L’archéologie analyse toutes les manifestations techniques de l’homme, c’est-à-dire le fait qu’il s’agit d’un produit de la technique (au sens très large de tout ce qui procède de la mise en œuvre d’un outillage, la cuisine aussi bien que la musique instrumentale, la monnaie autant que la statue, les édifices ou les manuscrits…). Le fait que le grand public est au courant de la polémique scientifique touchant les diverses interprétations d’une découverte n’est pas une faute imputable aux archéologues mais aux médias, qui diffusent une information avant d’être sûrs de sa teneur et de sa validité. Les journalistes sont trop rapides. Or la science se forme lentement, après beaucoup de tâtonnements. Bachelard a écrit très justement: «La connaissance n’est qu’une suite d’erreurs rectifiées.» Nous souscrivons pleinement à cet aphorisme. Il en va de même en archéologie, comme dans toutes les autres sciences humaines. Un manuel d’histoire apparaît après de longues années de tergiversations de la part des spécialistes sur tel point d’histoire, mais le grand public n’en a pas connaissance; on lui présente le produit fini, c’est tout! Les journalistes ne sont pas derrière pour éventer telle nouveauté philologique ou archivistique: ça n’intéresse personne, à part les spécialistes. Il n’en va pas de même pour l’archéologie. Aujourd’hui, tout le monde se pique d’archéologie. On veut tout savoir tout de suite. Si on attendait un peu les résultats définitifs des chercheurs, on se rendrait compte que l’archéologie ne dépend pas plus des interprétations des chercheurs que d’autres disciplines des sciences humaines. Il n’y a pas plus de subjectivité dans cette science que dans une autre.

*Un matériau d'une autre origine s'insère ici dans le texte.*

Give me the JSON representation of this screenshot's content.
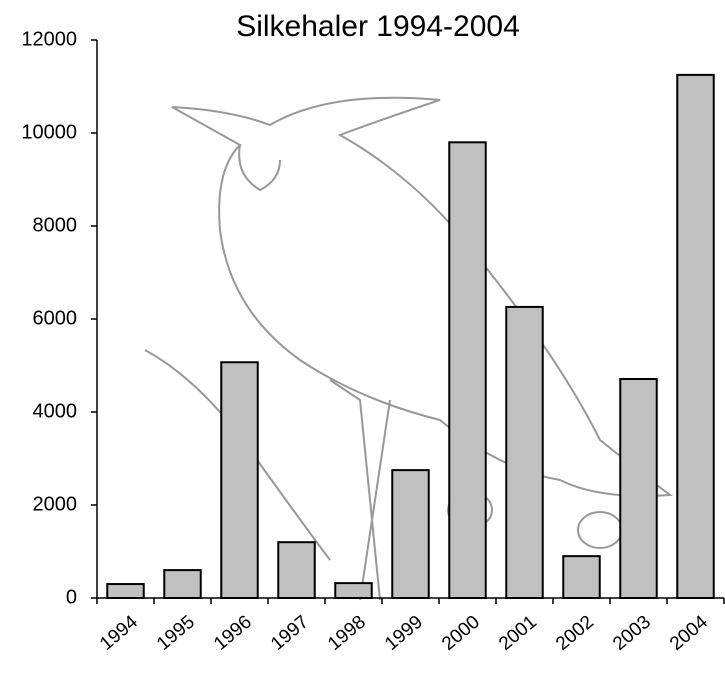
{
  "chart_data": {
    "type": "bar",
    "title": "Silkehaler 1994-2004",
    "categories": [
      "1994",
      "1995",
      "1996",
      "1997",
      "1998",
      "1999",
      "2000",
      "2001",
      "2002",
      "2003",
      "2004"
    ],
    "values": [
      300,
      600,
      5070,
      1200,
      320,
      2750,
      9800,
      6260,
      900,
      4710,
      11250
    ],
    "color": "#c0c0c0",
    "ylim": [
      0,
      12000
    ],
    "yticks": [
      0,
      2000,
      4000,
      6000,
      8000,
      10000,
      12000
    ],
    "grid": false
  }
}
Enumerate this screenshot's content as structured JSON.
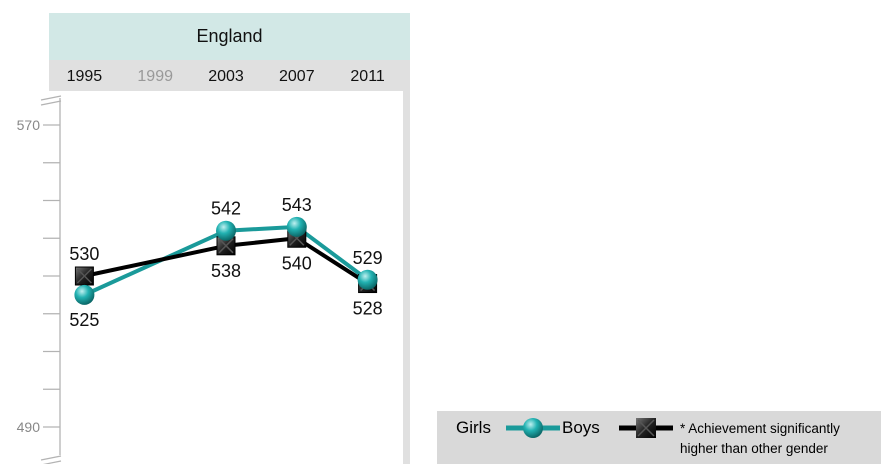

Enfin, j’ajouterai une chose. L’écueil entre une vulgarisation intelligente et l’érudition du spécialiste confrontée aux racines de l’épistémologie est un défi pour le chercheur (cf. notre article «Épistémologie ou vulgarisation: un dilemme?:» Revista Agustiniana, 130, 43, 2002, en cours d’impression). Quelque part, chaque spécialiste participe, par ses travaux, à une meilleure connaissance d’une période. Il est aux prises avec les bases de la connaissance qu’il participe à édifier par sa modeste contribution au champ du savoir. C’est sur la base de ces multiples travaux qu’un groupe de professeurs établit ensuite un manuel d’histoire pour les étudiants petits et grands.

L’amateur éclairé prend trop souvent comme ferme et assuré le fruit d'un travail de recherche qui ne débouche que sur des résultats qui sont autant d'hypothèses. On ne peut prendre des hypothèses pour des vérités assurées. C’est trop dangereux. Ainsi j’ai vu, pendant mon séjour en Israël, des néophytes piqués de critique biblique moderne considérer la théorie des sources et les différentes couches du Pentateuque comme des vérités indubitables parce que ces idées avaient un siècle d’existence depuis Wellhausen. La prétendue longévité d’une hypothèse ne prouve pas sa fiabilité, d’autant plus qu'en regardant de près, le modèle scientifique de Graf-Wellhausen a été maintes fois modifié par la critique ultérieure même si la trame générale demeurait dans son ensemble. Aujourd'hui, on revient sur ces théories positivistes en favorisant le texte dans sa composition d'ensemble, en y voyant une seule unité plutôt qu'un morceau composite. Il est naïf de considérer la critique biblique comme un gage de connaissance absolue. De même, il est bien peu critique de considérer l’archéologie comme une science indubitable, ferme et assurée. Comme toute science, elle n’est pas parfaite, mais perfectible, elle n’est pas absolue mais relative et évolutive.